Ücret Yönetimi


Öncelikle ücret kavramı üzerinde duralım. Bu noktada işgörenin ve işverenin ücrete bakışı doğal olarak farklılık gösteriyor. Çalışanlar ücreti “Emeğinin bedeli” olarak görürken, işverenler ücreti daha çok “Maliyet” olarak tanımlamayı tercih ediyorlar. Yine çalışanların ücret düzeyi olarak beklentisi “Gereksinim ve beklentilerini karşılayabileceği ve yaşamını sürdürebileceği düzey” şeklinde. İşverenin ücret düzeyi beklentisi ise “Maliyetleri minimize edebileceği nokta olarak” görülüyor.

Ücret yönetimini oluştururken, taraflar açısından ne ifade ettiği ve düzey olarak beklentisinin bilinmesi önem taşımakla beraber, ücret yapısını etkileyen başka iç ve dış faktörleri de unutmamak gerekiyor.

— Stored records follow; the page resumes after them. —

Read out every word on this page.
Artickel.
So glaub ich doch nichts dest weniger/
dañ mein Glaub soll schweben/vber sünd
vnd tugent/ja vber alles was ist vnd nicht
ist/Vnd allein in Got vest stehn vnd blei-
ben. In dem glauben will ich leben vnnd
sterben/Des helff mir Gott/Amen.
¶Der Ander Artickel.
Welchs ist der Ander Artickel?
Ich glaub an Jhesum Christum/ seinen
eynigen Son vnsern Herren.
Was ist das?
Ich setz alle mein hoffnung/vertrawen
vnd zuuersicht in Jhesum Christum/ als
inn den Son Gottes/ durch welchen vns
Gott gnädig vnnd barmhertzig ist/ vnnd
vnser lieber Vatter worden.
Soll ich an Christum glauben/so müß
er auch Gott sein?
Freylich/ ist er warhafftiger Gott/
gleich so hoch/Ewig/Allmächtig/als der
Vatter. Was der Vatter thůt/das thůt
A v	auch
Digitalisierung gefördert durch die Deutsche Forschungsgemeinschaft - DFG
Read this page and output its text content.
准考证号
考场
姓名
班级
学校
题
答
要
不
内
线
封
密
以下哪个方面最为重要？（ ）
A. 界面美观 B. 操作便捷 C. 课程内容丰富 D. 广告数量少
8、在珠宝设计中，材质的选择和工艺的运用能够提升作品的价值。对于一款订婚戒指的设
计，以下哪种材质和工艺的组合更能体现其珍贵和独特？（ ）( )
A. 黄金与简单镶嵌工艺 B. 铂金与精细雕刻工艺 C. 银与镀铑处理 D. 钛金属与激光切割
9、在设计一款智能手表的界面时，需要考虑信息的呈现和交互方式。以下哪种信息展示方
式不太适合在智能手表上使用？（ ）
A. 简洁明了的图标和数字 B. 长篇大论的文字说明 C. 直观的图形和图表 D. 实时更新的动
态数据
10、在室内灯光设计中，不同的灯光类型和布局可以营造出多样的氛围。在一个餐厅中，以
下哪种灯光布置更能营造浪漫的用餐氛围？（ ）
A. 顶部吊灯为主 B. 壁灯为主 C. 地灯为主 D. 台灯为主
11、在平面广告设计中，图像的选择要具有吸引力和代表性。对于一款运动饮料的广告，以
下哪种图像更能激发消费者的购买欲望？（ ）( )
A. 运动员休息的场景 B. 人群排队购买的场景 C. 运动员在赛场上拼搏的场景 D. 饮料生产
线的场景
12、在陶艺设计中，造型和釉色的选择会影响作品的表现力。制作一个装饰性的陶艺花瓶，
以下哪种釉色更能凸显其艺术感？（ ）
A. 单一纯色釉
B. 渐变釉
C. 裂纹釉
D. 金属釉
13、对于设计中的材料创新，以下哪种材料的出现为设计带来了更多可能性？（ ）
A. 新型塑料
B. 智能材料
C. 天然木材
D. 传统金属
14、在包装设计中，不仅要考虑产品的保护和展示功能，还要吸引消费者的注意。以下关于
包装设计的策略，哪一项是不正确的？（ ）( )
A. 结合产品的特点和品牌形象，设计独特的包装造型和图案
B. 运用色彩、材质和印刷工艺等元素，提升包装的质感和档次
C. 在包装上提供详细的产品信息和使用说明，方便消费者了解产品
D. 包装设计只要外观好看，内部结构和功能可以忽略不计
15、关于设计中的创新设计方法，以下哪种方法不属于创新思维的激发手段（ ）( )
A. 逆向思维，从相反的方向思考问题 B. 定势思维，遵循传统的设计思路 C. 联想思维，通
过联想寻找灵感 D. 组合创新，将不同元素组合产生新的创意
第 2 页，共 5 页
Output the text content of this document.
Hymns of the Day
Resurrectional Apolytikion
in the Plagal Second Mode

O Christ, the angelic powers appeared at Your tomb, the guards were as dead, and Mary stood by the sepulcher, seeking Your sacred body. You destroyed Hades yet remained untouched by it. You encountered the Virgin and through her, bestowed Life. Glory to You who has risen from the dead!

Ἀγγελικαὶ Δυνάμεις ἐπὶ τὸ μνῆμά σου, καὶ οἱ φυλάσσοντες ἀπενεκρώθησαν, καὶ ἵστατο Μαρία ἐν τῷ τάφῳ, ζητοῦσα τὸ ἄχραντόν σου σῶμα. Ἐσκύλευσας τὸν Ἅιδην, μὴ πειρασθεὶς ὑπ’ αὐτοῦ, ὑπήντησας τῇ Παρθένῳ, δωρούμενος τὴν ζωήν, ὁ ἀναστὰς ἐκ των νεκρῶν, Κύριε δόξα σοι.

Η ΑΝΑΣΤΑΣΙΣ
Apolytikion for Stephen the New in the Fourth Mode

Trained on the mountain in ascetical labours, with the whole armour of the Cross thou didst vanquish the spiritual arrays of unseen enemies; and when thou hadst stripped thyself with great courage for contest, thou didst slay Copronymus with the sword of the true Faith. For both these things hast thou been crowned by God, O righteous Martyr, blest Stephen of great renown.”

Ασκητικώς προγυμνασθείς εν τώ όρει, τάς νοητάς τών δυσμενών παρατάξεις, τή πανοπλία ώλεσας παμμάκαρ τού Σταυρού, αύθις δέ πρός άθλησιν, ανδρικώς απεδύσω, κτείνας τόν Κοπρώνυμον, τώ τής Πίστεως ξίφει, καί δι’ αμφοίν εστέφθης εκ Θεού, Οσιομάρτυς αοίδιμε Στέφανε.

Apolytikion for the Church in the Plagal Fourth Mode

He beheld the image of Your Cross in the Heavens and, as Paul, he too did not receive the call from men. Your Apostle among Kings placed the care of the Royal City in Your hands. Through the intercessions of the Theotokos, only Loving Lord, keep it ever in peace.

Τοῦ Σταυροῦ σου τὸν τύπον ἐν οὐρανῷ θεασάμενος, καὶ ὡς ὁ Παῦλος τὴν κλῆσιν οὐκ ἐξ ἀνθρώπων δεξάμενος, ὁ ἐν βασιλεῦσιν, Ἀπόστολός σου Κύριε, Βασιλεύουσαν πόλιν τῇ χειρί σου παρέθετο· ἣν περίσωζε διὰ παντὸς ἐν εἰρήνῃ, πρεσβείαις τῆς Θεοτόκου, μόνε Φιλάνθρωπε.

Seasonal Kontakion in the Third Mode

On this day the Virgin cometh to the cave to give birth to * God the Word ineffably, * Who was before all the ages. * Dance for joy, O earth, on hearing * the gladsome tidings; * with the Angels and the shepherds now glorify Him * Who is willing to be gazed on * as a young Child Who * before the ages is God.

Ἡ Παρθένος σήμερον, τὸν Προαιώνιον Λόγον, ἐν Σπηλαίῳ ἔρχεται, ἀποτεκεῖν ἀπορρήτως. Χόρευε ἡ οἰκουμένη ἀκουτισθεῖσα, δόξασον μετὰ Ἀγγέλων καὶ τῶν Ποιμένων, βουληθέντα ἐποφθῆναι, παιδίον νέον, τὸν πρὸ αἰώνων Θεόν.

Ücret yönetiminde şirketlerin politika olarak tercihleri dört ana türde olabiliyor:

Önder ücret politikası
Daha çok az sayıda ama en iyi elemanlarla çalışmak isteyen şirketlerin tercih ettiği bir politikadır. Eleman giriş çıkış oranını azaltan bir tercihtir. Kalıcılığı sağlar. Uygulanmaya başlandıktan sonra, politika değişikliği şirket için zordur.

Düşük ücret politikası
Eleman kalitesinin çok önemli olmadığı, ayrılan elemanların yerlerinin çabuk doldurulabileceğine inanan şirketlerin uyguladığı bir politikadır. Şirketlerin odak noktası maliyet düşüklüğünü sağlamaktır. Göreceli olarak daha düşük maliyetli gibi gözükse de, uzun dönemde şirket için artı değer yaratmayan bir politika olduğu söylenebilir.

Ortalama ücret politikası
Genelde piyasa düzeyinde ücret ödeyen bu şirketler, isimlerinin artı tercih nedeni olduğuna inanırlar. Özellikle holding şirketleri bu politikayı tercih ederler. Kariyer peşinde olan kişilerin özellikle tercih ettiği bu politikayı uygulayan şirketler , genelde iki üç yıl sonra yetiştirdiği iyi elemanların önder ücret politikası uygulayan şirketlere gitmesine neden olurlar.

Karma ücret politikası
Durumsal ücret politikası olarak ta tanımlanan bu politikada, şirket değişik pozisyonlar için değişik ücret politikaları uygular. Genelde kurumsallaşma sürecini tamamlamamış şirketlerde gözlenen bu politika ücretler arasında uçurumlar yaratır. Bu politikayı uygulayan şirketlerde ücret çok sık pazarlık konusu olarak ortaya çıkar. Ve her iki taraf açısından da kullanılır. Vazgeçilmez eleman kavramının öne çıktığı şirketlerde bu politika kendini gösterir.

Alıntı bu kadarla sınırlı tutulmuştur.